Die Original Chaischter Strossefasnacht 2024 – ein Besuch hat sich auf jeden Fall gelohnt, war alles andere als «VERKEHR(T)». So wie es das diesjährige Fasnachtsmotto eigentlich hätte vermuten lassen. Vielmehr erwarteten die zahlreich erschienenen Besucherinnen und Besucher tolle (musikalische) Darbietungen, Schnitzelbanken, Jubläen, Rückblicke und auch Ausblicke.
JÖRG WÄGLI
Eine spezielle Freude hatte Narrenvater Marco Zaugg, der wiederum durch das Programm führte, an den rund 50 Kindern der Schule Kaisten, die mit ihren unterschiedlichsten selbstgebastelten Fahrzeugen das Motto zielgerichtet umgesetzt hatten. Ein lachendes Auge hatte der Narrenvater auch bei der Ankündigung neuen Fasnachtsgruppe «Konfettischisser», welche mit vorwiegend jugendlichen Mitgliedern unter dem Titel «Chaos Schule» das eine oder andere Chaischter Thema aus jugendlicher Sicht in Schnitzelbankform aufgriffen.
Das weinende Auge...
Leider ging die Strassefasnacht aber nicht ohne weinendes Auge über die Bühne: So hiess es beim traditionellen (Schnitzelbank-)Auftritt der «Alten Garde» «Zum Abschied – Euse Rückblick». 1978 gegründet sahen die «Alten Gardisten» nun die Zeit gekommen, sich von ihrem treuen Strossefasnachtspublikum zu verabschieden und ein letztes Mal einen Kurzüberblick darüber zu geben, was in Chaischte, der Nachbargemeinde, schweiz- aber auch weltweit im vergangenen Jahr alles «lätz» bzw. «VERKEHR(T)» gelaufen war. Als kleinen Trost hatten sie in der Klamottenkiste gegraben und das eine oder andere Kleidungsstück sowie ehemalige Requisiten mitgebracht, welche ihre Fans anschliessend mit nach Hause nehmen durften.

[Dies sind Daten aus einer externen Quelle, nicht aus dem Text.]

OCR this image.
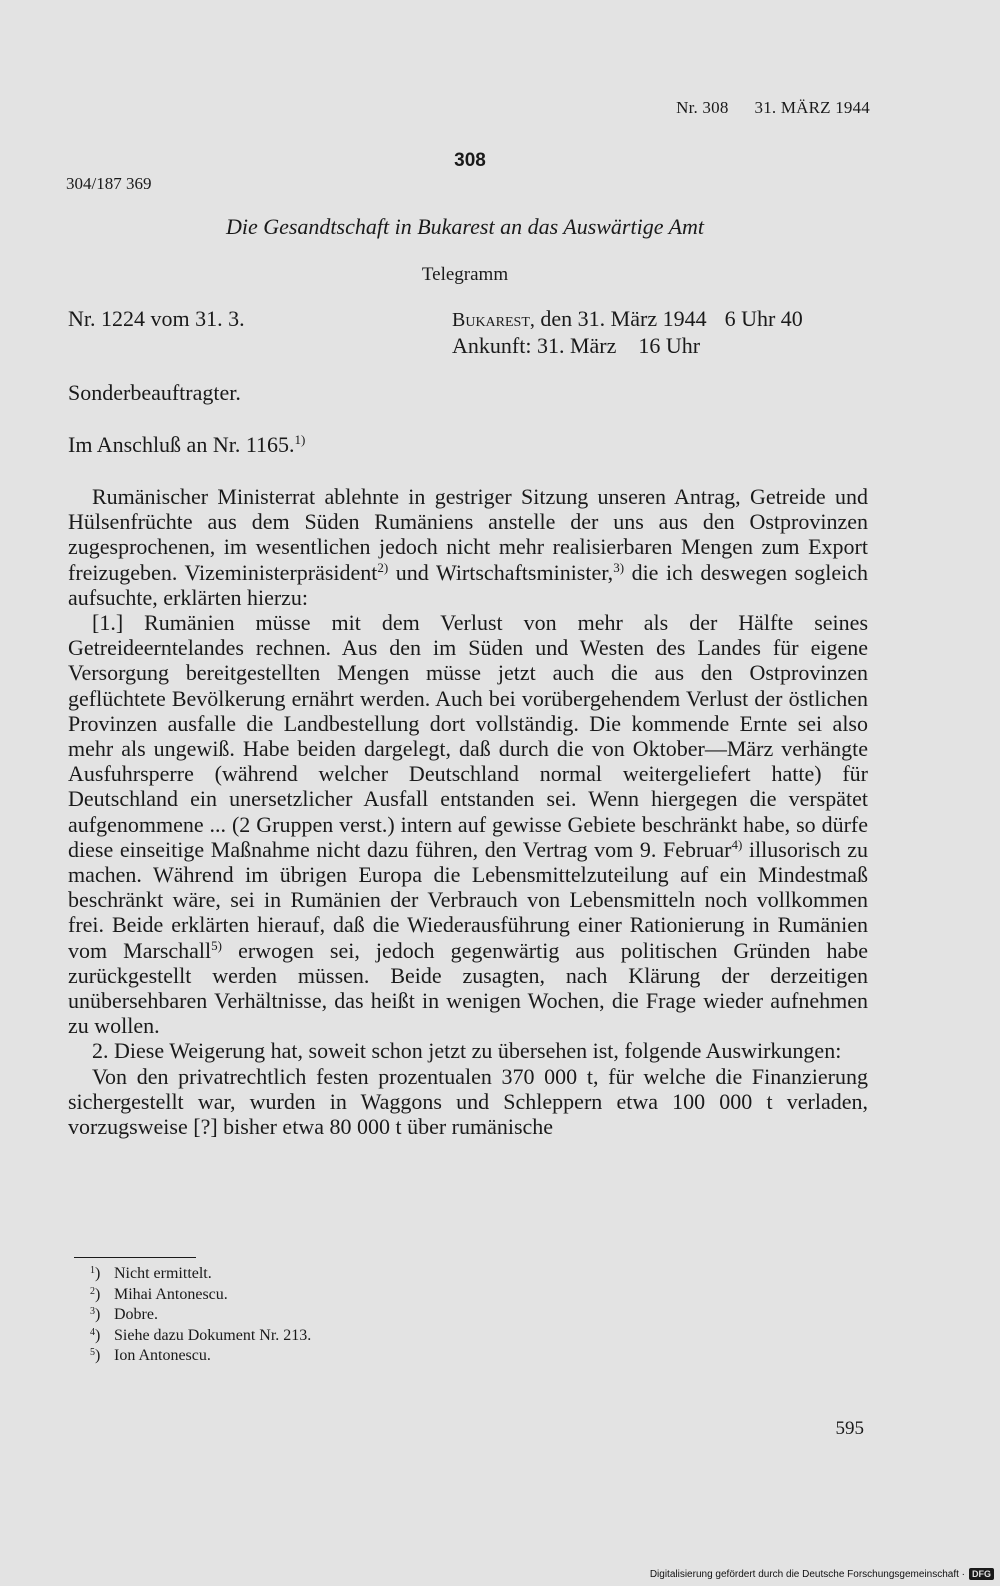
Nr. 308 31. MÄRZ 1944
308
304/187 369
Die Gesandtschaft in Bukarest an das Auswärtige Amt
Telegramm
Nr. 1224 vom 31. 3.	Bukarest, den 31. März 1944 6 Uhr 40
Ankunft: 31. März 16 Uhr
Sonderbeauftragter.
Im Anschluß an Nr. 1165.$^{1)}$

Rumänischer Ministerrat ablehnte in gestriger Sitzung unseren Antrag, Getreide und Hülsenfrüchte aus dem Süden Rumäniens anstelle der uns aus den Ostprovinzen zugesprochenen, im wesentlichen jedoch nicht mehr realisierbaren Mengen zum Export freizugeben. Vizeministerpräsident$^{2)}$ und Wirtschaftsminister,$^{3)}$ die ich deswegen sogleich aufsuchte, erklärten hierzu:

[1.] Rumänien müsse mit dem Verlust von mehr als der Hälfte seines Getreideerntelandes rechnen. Aus den im Süden und Westen des Landes für eigene Versorgung bereitgestellten Mengen müsse jetzt auch die aus den Ostprovinzen geflüchtete Bevölkerung ernährt werden. Auch bei vorübergehendem Verlust der östlichen Provinzen ausfalle die Landbestellung dort vollständig. Die kommende Ernte sei also mehr als ungewiß. Habe beiden dargelegt, daß durch die von Oktober—März verhängte Ausfuhrsperre (während welcher Deutschland normal weitergeliefert hatte) für Deutschland ein unersetzlicher Ausfall entstanden sei. Wenn hiergegen die verspätet aufgenommene ... (2 Gruppen verst.) intern auf gewisse Gebiete beschränkt habe, so dürfe diese einseitige Maßnahme nicht dazu führen, den Vertrag vom 9. Februar$^{4)}$ illusorisch zu machen. Während im übrigen Europa die Lebensmittelzuteilung auf ein Mindestmaß beschränkt wäre, sei in Rumänien der Verbrauch von Lebensmitteln noch vollkommen frei. Beide erklärten hierauf, daß die Wiederausführung einer Rationierung in Rumänien vom Marschall$^{5)}$ erwogen sei, jedoch gegenwärtig aus politischen Gründen habe zurückgestellt werden müssen. Beide zusagten, nach Klärung der derzeitigen unübersehbaren Verhältnisse, das heißt in wenigen Wochen, die Frage wieder aufnehmen zu wollen.

2. Diese Weigerung hat, soweit schon jetzt zu übersehen ist, folgende Auswirkungen:

Von den privatrechtlich festen prozentualen 370 000 t, für welche die Finanzierung sichergestellt war, wurden in Waggons und Schleppern etwa 100 000 t verladen, vorzugsweise [?] bisher etwa 80 000 t über rumänische

$^1$) Nicht ermittelt.
$^2$) Mihai Antonescu.
$^3$) Dobre.
$^4$) Siehe dazu Dokument Nr. 213.
$^5$) Ion Antonescu.
595
Digitalisierung gefördert durch die Deutsche Forschungsgemeinschaft · DFG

...zwei Jubiläen und ein Ausblick
Glücklicherweise keinen Abschied, vielmehr zwei runde Jubiläen hatte der Narrenvater zu feiern. Er wurde zu seinem 50. Geburtstag und vor allem zu seinem 20-Jahre-Jubiläum als Vorsitzender der Fasnachtsgesellschaft Chaischter Haldejoggeli von seinen CHJ- und Elferrats-Kollegen überrascht. Und mit einem lautstarken dreifachen «D’Mülleri het, si het» dankten alle Anwesende ihrem Narrenvater für seinen grossen alljährlichen Einsatz für die Chaischter Fasnacht. Und Marco Zaugg hat künftig noch so einiges vor in der Narrenhochburg. So durfte er verraten, dass ihm zum 50-Jahre-Jubiläum der Fasnachtsgesellschaft Chaischter Haldejoggeli im Jahr 2029 grosser nationaler, eventuell sogar internationaler Fasnachtsumzug vorschwebt. «Ein OK-Mitglied gibt es bereits!», schmunzelte der Narrenvater.
Mit Schnitzelbanken waren die Mitglieder des Frauenturnverein im «Kaister Gondel-Express» unterwegs, während die Luz-Buebe unter den Titel «Verkehrt im Wald mit Stihl» unter anderem dafür sorgten, dass die im Rahmen der Mitteldorfgestaltung in den Strassenbelag eingebrachten Konfettis temporär massenhaft Gesellschaft bekamen. Und musikalisch unterwegs waren an der Strossenfasnacht neben den Prototype der Chaischter Guggenmusik auch die «geschlechtsverkehrten» Mitglieder der Musikgesellschaft Kaisten. Insgesamt also wieder um eine Strossefasnacht, deren Besuch – wie bereits eingangs erwähnt – alles andere als «VERKEHR(T)» war.